The Go Between: Alfred Cort Haddon and a forgotten engagement between Irish Folklore and Anarchist Ethnology.

Why did Haddon have Douglas Hyde’s name in his “little black book”? Haddon delivered an uncompromising critique of Anglo-Saxon colonialism at a packed meeting of  the Anthropological Section of the British Association in 1895. He equated the policy of killing Home Rule with kindness with a fundamental misunderstanding of the nature of civilisation and demanded that institutional anthropology consider the terrible consequences of British Imperialism. Haddon had, in many ways, called for the urgent de-Anglicisation of British colonies, at home and overseas. Was he influenced by Douglas Hyde? Haddon is remembered in disciplinary histories as an evolutionist and an exponent of “scientific” folklore. He is popularly remembered as a “head-hunter.”  This paper proposes an alternative view; that (1) Haddon was a radical ethnologist and (2) that his practice was shaped by an engagement with anarchist ethnologists in Paris at the same time that he was conducting  experiments in ethnological fieldwork–collecting folklore–in the West of Ireland. 

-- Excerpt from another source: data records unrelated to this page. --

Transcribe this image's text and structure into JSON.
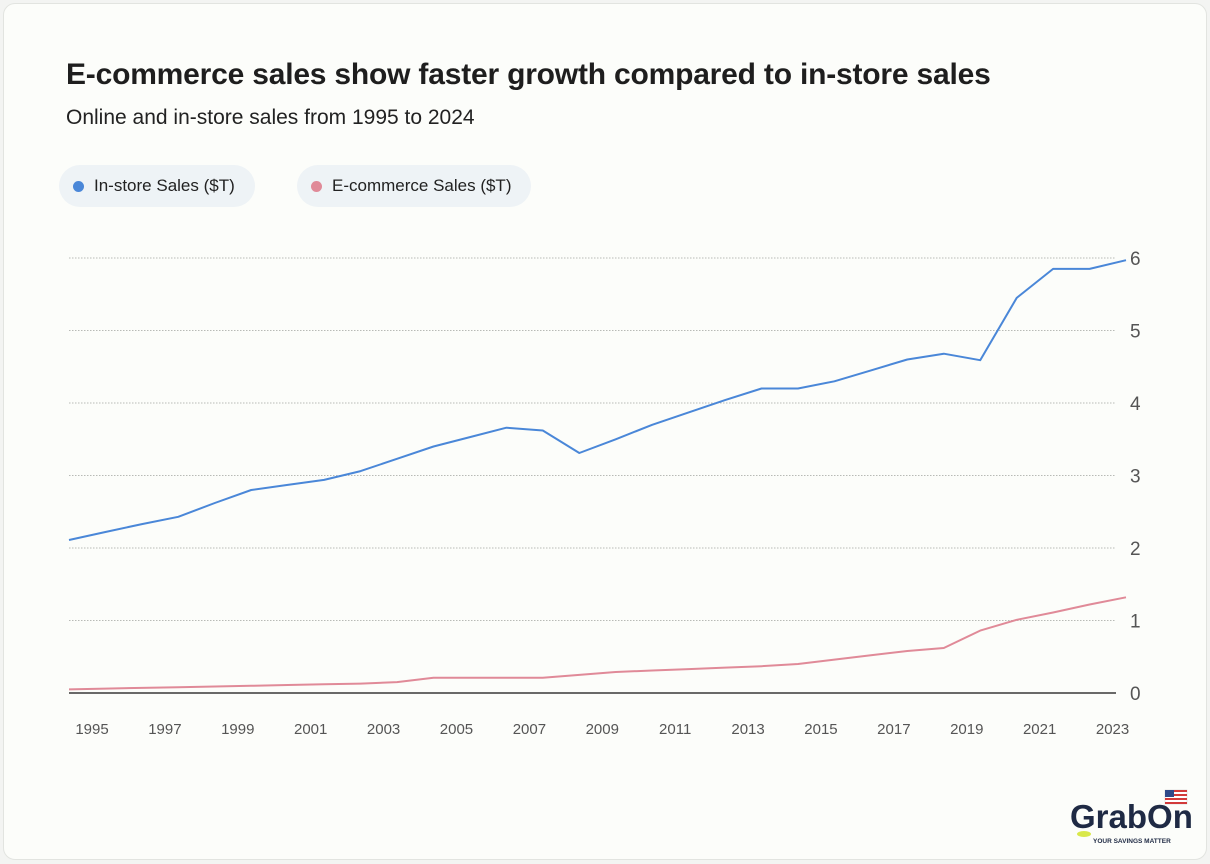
{
  "chart_data": {
    "type": "line",
    "title": "E-commerce sales show faster growth compared to in-store sales",
    "subtitle": "Online and in-store sales from 1995 to 2024",
    "x": [
      1995,
      1996,
      1997,
      1998,
      1999,
      2000,
      2001,
      2002,
      2003,
      2004,
      2005,
      2006,
      2007,
      2008,
      2009,
      2010,
      2011,
      2012,
      2013,
      2014,
      2015,
      2016,
      2017,
      2018,
      2019,
      2020,
      2021,
      2022,
      2023,
      2024
    ],
    "series": [
      {
        "name": "In-store Sales ($T)",
        "color": "#4a87d8",
        "values": [
          2.11,
          2.22,
          2.33,
          2.43,
          2.62,
          2.8,
          2.87,
          2.94,
          3.06,
          3.23,
          3.4,
          3.53,
          3.66,
          3.62,
          3.31,
          3.5,
          3.7,
          3.87,
          4.04,
          4.2,
          4.2,
          4.3,
          4.45,
          4.6,
          4.68,
          4.59,
          5.45,
          5.85,
          5.85,
          5.97
        ]
      },
      {
        "name": "E-commerce Sales ($T)",
        "color": "#e08a98",
        "values": [
          0.05,
          0.06,
          0.07,
          0.08,
          0.09,
          0.1,
          0.11,
          0.12,
          0.13,
          0.15,
          0.21,
          0.21,
          0.21,
          0.21,
          0.25,
          0.29,
          0.31,
          0.33,
          0.35,
          0.37,
          0.4,
          0.46,
          0.52,
          0.58,
          0.62,
          0.86,
          1.01,
          1.11,
          1.22,
          1.32
        ]
      }
    ],
    "xticks": [
      "1995",
      "1997",
      "1999",
      "2001",
      "2003",
      "2005",
      "2007",
      "2009",
      "2011",
      "2013",
      "2015",
      "2017",
      "2019",
      "2021",
      "2023"
    ],
    "yticks": [
      "0",
      "1",
      "2",
      "3",
      "4",
      "5",
      "6"
    ],
    "ylim": [
      0,
      6
    ],
    "xlim": [
      1995,
      2024
    ],
    "grid": true,
    "legend_position": "top-left",
    "yaxis_side": "right"
  },
  "logo": {
    "text": "GrabOn",
    "tagline": "YOUR SAVINGS MATTER"
  }
}
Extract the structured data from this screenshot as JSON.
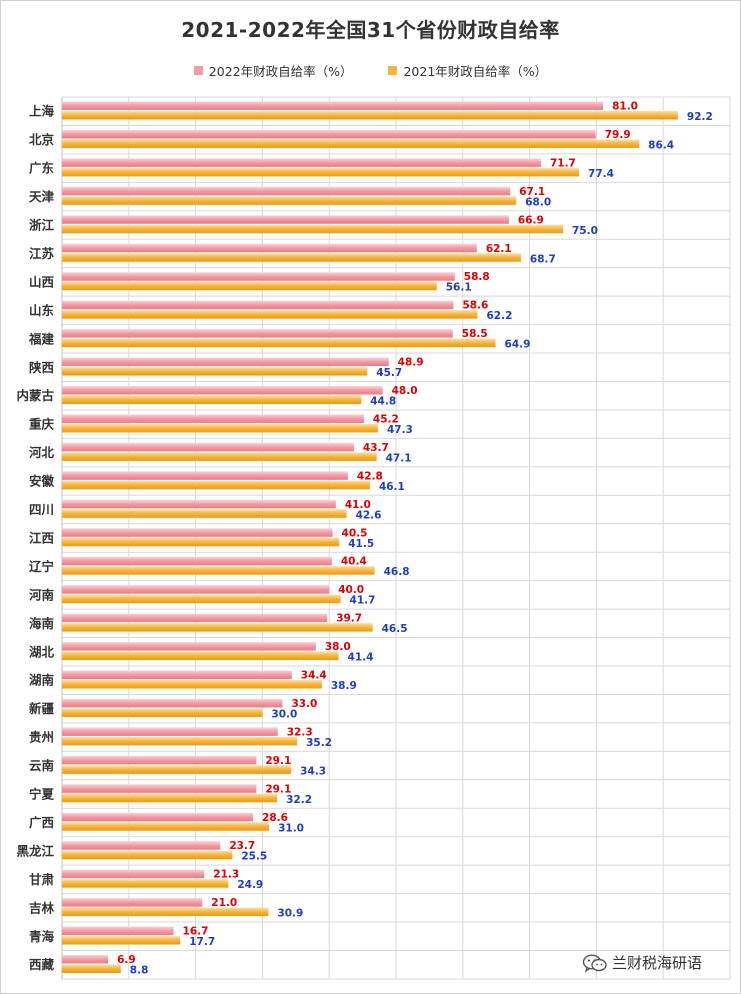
{
  "chart_data": {
    "type": "bar",
    "orientation": "horizontal",
    "title": "2021-2022年全国31个省份财政自给率",
    "legend_position": "top",
    "grid": true,
    "xlim": [
      0,
      100
    ],
    "categories": [
      "上海",
      "北京",
      "广东",
      "天津",
      "浙江",
      "江苏",
      "山西",
      "山东",
      "福建",
      "陕西",
      "内蒙古",
      "重庆",
      "河北",
      "安徽",
      "四川",
      "江西",
      "辽宁",
      "河南",
      "海南",
      "湖北",
      "湖南",
      "新疆",
      "贵州",
      "云南",
      "宁夏",
      "广西",
      "黑龙江",
      "甘肃",
      "吉林",
      "青海",
      "西藏"
    ],
    "series": [
      {
        "name": "2022年财政自给率（%）",
        "color": "#f39aa3",
        "label_color": "#e00000",
        "values": [
          81.0,
          79.9,
          71.7,
          67.1,
          66.9,
          62.1,
          58.8,
          58.6,
          58.5,
          48.9,
          48.0,
          45.2,
          43.7,
          42.8,
          41.0,
          40.5,
          40.4,
          40.0,
          39.7,
          38.0,
          34.4,
          33.0,
          32.3,
          29.1,
          29.1,
          28.6,
          23.7,
          21.3,
          21.0,
          16.7,
          6.9
        ]
      },
      {
        "name": "2021年财政自给率（%）",
        "color": "#f6b43a",
        "label_color": "#1f3fbf",
        "values": [
          92.2,
          86.4,
          77.4,
          68.0,
          75.0,
          68.7,
          56.1,
          62.2,
          64.9,
          45.7,
          44.8,
          47.3,
          47.1,
          46.1,
          42.6,
          41.5,
          46.8,
          41.7,
          46.5,
          41.4,
          38.9,
          30.0,
          35.2,
          34.3,
          32.2,
          31.0,
          25.5,
          24.9,
          30.9,
          17.7,
          8.8
        ]
      }
    ]
  },
  "watermark": {
    "text": "兰财税海研语",
    "icon": "wechat-icon"
  }
}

The evidence comes from recently discovered papers and other, overlooked, “Irish” material in the Haddon Papers in Cambridge. This material relates to two interconnected networks. The first comprised of anarchists and social reformers in Paris, including Patrick Geddes, Havelock Ellis, Pyotr Kropotkin, and the Reclus Brothers. The second involved Haddon’s own network of Irish folklorists, especially Daniel Lane, son of Denny Lane, the Young Irelander from Cork. I will argue that Haddon’s arrival in the Aran Islands in 1890 transformed his idea of folklore collection as a form of cultural anthropology. Haddon had discovered an undisturbed ethnical district in which he could apply radical theories of social organisation and anthropology, opposing biological constructions of race (physical anthropology) with a sociological engagement with ethnicity (ethnology). This begs another question: was Haddon radicalised through contact with Hyde or his experience of “folklife” in Ireland?